I ricercatori dell’Università di Montreal hanno seguito alcuni adolescenti durante tutta la loro carriera a scuola e hanno scoperto che alcune piattaforme di social media e programmi televisivi stanno alimentando l’insicurezza dei giovani utenti. Gli adolescenti che trascorrono online in media nove ore al giorno hanno un tasso di depressione particolarmente più alto. Il nuovo studio ha esaminato come “indicatore potenziale” della depressione il tempo che gli adolescenti passano davanti agli schermi, senza concentrarsi specificamente sul tipo di schermo.

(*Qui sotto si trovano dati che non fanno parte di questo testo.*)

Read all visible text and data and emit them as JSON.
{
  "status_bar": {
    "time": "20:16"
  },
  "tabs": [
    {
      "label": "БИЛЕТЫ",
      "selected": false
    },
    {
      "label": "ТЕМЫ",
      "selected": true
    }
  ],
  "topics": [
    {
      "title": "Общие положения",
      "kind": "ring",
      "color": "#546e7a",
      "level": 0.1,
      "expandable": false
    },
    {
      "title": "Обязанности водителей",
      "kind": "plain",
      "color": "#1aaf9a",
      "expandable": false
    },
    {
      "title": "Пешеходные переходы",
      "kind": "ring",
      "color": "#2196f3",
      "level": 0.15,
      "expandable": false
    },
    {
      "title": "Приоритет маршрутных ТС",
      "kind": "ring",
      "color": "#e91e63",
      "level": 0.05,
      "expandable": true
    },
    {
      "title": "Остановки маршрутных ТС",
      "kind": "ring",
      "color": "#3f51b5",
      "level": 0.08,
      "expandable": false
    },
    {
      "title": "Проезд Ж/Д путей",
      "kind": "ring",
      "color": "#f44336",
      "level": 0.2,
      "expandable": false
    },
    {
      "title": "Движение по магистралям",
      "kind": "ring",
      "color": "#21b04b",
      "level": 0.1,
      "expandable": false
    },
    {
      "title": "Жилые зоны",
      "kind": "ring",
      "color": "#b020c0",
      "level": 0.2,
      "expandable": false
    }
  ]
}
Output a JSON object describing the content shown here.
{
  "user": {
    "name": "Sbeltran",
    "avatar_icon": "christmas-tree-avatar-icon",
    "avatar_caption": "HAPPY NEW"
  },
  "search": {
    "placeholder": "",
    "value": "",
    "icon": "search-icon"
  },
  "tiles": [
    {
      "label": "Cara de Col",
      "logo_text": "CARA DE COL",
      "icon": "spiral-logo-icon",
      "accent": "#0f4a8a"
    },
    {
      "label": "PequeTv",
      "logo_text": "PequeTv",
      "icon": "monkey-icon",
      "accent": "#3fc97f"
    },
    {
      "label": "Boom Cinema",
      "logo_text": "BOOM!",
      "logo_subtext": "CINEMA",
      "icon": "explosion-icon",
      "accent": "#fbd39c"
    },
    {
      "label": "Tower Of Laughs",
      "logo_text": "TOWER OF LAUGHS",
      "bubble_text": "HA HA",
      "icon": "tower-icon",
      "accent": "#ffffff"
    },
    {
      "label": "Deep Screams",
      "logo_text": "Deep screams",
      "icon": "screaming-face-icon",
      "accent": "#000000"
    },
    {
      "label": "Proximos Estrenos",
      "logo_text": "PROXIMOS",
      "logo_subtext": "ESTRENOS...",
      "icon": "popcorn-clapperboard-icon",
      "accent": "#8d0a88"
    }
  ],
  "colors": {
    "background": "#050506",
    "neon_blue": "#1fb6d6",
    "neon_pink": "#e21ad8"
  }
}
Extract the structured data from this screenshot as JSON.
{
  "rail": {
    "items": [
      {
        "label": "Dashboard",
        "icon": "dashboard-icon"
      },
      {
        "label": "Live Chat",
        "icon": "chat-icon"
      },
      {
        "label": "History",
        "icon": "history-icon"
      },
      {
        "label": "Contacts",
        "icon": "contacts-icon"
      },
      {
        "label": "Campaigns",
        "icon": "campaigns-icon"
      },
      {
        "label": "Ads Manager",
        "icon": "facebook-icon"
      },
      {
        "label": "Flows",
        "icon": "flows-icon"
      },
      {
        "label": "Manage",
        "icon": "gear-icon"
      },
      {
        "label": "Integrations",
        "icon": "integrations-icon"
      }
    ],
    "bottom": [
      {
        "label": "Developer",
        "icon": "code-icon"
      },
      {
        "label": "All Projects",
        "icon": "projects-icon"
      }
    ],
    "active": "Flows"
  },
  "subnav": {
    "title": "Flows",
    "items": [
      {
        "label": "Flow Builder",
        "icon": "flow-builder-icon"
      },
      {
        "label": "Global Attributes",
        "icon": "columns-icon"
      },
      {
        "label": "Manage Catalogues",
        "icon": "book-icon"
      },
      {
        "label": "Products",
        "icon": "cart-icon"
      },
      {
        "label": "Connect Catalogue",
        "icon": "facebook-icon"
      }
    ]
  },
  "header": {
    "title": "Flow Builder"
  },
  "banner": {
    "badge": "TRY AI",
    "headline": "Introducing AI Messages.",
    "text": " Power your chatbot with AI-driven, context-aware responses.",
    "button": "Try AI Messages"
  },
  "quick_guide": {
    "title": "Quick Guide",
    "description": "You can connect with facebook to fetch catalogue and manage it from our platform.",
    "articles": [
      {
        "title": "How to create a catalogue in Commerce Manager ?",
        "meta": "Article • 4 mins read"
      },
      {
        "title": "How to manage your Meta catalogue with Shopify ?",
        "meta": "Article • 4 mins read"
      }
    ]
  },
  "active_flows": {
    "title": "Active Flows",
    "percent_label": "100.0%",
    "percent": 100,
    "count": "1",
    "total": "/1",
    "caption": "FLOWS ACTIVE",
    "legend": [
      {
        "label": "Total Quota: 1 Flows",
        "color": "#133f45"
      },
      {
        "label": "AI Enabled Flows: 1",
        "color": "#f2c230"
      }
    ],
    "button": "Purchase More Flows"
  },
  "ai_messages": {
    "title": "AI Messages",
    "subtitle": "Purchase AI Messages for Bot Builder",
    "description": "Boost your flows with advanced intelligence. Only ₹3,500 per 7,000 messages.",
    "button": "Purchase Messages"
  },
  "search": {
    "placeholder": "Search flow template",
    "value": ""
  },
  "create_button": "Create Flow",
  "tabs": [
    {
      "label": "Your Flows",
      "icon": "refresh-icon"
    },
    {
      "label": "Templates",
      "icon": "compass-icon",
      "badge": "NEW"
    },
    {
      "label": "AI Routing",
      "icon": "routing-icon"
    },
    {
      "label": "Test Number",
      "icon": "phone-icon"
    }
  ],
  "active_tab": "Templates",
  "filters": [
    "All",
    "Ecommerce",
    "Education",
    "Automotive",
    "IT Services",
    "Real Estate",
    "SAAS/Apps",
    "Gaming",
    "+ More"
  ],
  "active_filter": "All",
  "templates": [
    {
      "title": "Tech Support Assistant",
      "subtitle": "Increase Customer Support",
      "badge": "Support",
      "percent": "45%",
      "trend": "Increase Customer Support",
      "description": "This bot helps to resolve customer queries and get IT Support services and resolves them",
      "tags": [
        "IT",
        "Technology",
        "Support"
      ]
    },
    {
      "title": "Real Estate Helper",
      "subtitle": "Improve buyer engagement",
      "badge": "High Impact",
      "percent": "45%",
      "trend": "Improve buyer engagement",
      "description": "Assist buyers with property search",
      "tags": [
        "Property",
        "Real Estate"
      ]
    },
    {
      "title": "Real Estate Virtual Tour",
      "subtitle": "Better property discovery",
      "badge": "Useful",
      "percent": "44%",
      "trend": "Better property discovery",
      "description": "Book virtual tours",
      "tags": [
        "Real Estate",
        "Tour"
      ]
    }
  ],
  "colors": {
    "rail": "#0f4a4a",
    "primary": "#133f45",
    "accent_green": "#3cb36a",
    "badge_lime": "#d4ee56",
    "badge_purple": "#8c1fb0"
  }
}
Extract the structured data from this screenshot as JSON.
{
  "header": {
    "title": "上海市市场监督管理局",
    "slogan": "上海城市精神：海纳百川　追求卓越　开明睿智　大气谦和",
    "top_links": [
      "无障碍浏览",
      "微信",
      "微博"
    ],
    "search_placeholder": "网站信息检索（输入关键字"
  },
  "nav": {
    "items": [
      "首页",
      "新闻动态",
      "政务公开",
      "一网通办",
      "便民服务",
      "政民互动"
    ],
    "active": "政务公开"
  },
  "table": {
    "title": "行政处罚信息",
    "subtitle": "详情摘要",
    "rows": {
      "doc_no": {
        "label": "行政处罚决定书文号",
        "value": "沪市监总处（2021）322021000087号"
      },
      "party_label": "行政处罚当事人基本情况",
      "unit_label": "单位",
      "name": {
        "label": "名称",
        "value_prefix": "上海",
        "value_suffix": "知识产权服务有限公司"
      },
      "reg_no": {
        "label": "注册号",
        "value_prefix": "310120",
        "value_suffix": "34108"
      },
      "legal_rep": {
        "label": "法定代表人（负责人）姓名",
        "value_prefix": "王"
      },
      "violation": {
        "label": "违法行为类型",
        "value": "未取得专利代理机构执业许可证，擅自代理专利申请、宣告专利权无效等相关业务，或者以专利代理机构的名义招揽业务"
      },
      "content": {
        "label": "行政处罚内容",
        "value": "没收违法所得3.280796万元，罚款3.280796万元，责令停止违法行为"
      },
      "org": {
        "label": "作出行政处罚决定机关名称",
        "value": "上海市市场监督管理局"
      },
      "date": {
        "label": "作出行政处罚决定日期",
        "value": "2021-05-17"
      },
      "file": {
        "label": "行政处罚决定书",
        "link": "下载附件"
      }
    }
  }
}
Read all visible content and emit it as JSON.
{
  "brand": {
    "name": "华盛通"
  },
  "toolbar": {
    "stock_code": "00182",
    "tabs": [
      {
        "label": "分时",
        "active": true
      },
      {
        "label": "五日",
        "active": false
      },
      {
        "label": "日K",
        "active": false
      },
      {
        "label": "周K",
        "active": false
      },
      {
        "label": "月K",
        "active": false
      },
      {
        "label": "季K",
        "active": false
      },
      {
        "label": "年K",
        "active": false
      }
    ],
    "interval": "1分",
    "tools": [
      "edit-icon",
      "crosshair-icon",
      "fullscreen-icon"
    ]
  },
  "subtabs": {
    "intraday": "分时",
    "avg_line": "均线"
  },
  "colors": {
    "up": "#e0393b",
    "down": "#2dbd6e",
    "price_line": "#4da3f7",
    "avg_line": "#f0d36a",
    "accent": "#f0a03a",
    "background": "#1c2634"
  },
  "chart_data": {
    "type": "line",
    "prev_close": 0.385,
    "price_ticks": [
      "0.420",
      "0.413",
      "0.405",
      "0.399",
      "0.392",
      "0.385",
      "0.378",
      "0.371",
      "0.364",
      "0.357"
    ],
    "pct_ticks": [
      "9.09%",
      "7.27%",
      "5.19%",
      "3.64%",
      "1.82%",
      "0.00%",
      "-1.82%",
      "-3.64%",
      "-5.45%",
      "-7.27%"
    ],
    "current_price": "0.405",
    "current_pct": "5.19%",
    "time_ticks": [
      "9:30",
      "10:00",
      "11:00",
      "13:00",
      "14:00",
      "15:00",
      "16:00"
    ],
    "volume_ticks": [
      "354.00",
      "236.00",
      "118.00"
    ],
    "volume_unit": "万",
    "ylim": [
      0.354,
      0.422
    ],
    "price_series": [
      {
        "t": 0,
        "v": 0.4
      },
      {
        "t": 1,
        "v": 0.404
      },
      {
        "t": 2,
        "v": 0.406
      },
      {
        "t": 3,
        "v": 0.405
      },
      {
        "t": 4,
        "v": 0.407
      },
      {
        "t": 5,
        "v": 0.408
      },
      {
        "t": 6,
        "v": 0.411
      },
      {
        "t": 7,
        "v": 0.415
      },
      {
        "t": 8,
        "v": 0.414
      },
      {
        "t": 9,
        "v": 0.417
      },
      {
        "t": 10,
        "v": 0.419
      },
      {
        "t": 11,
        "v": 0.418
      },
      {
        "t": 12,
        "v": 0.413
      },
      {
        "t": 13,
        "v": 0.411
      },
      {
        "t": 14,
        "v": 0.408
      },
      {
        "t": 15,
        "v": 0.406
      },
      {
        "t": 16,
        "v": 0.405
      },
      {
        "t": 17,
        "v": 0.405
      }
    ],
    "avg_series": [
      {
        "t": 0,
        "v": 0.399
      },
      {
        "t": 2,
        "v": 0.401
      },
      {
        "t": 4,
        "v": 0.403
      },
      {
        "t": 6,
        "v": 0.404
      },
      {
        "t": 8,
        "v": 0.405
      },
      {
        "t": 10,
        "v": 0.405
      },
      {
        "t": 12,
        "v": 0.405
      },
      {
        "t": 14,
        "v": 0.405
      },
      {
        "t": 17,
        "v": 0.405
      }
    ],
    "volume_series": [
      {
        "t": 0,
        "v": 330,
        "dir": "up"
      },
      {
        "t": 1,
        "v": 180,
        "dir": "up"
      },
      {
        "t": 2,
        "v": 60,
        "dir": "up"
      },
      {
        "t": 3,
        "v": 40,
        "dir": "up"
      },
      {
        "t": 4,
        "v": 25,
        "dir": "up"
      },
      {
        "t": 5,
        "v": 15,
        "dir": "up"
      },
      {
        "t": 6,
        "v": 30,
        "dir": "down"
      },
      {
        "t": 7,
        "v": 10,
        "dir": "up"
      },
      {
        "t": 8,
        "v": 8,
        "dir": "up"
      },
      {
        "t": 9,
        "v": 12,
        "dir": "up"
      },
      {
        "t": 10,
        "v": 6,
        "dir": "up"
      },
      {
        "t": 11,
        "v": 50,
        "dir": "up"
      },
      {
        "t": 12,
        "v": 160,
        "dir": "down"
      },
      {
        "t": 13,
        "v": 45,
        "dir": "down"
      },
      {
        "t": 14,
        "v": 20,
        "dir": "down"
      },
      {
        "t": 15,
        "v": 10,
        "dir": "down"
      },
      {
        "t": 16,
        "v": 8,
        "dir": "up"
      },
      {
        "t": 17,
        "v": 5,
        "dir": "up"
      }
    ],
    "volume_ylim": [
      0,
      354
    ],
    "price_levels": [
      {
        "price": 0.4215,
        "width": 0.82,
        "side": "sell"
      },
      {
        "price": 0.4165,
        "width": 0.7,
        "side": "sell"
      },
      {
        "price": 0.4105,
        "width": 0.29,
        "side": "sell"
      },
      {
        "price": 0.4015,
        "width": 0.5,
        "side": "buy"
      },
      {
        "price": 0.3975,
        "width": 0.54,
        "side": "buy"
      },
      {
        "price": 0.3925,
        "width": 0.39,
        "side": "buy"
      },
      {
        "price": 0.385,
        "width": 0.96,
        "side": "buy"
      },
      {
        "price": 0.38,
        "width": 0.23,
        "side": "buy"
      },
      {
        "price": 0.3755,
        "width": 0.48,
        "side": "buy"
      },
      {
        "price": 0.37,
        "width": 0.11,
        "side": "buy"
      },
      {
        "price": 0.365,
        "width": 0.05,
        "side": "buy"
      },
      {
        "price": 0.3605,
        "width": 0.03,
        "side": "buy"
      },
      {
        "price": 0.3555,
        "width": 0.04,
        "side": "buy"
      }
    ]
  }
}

Per quattro anni, il team di ricerca ha studiato su 4000 adolescenti tra i 12  e i 16 anni, cioè durante l’intera frequenza alla scuola superiore. È interessante notare che gli adolescenti ogni anno che passa trascorrono sempre più ore sia sui social media che guardando la TV. Alla fine di ogni anno hanno anche mostrato, in media, più sintomi di depressione e malinconia. Il tempo trascorso davanti ai  giochi per computer è leggermente diminuito nel tempo, mentre il tempo trascorso davanti al computer è rimasto abbastanza stabile. Ogni ora che gli adolescenti hanno sprecato sui social media o davanti alla TV, ha diminuito il loro ottimismo e aumentato la loro malinconia. I ricercatori hanno concluso che questo risultato è probabilmente dovuto a due diversi motivi. Il primo è che il tempo che gli adolescenti hanno trascorso sui social network ha causato in loro effetti negativi rispetto agli altri utenti di Internet, e il secondo è che sia i social media che la televisione trasmettono una moltitudine di contenuti deprimenti.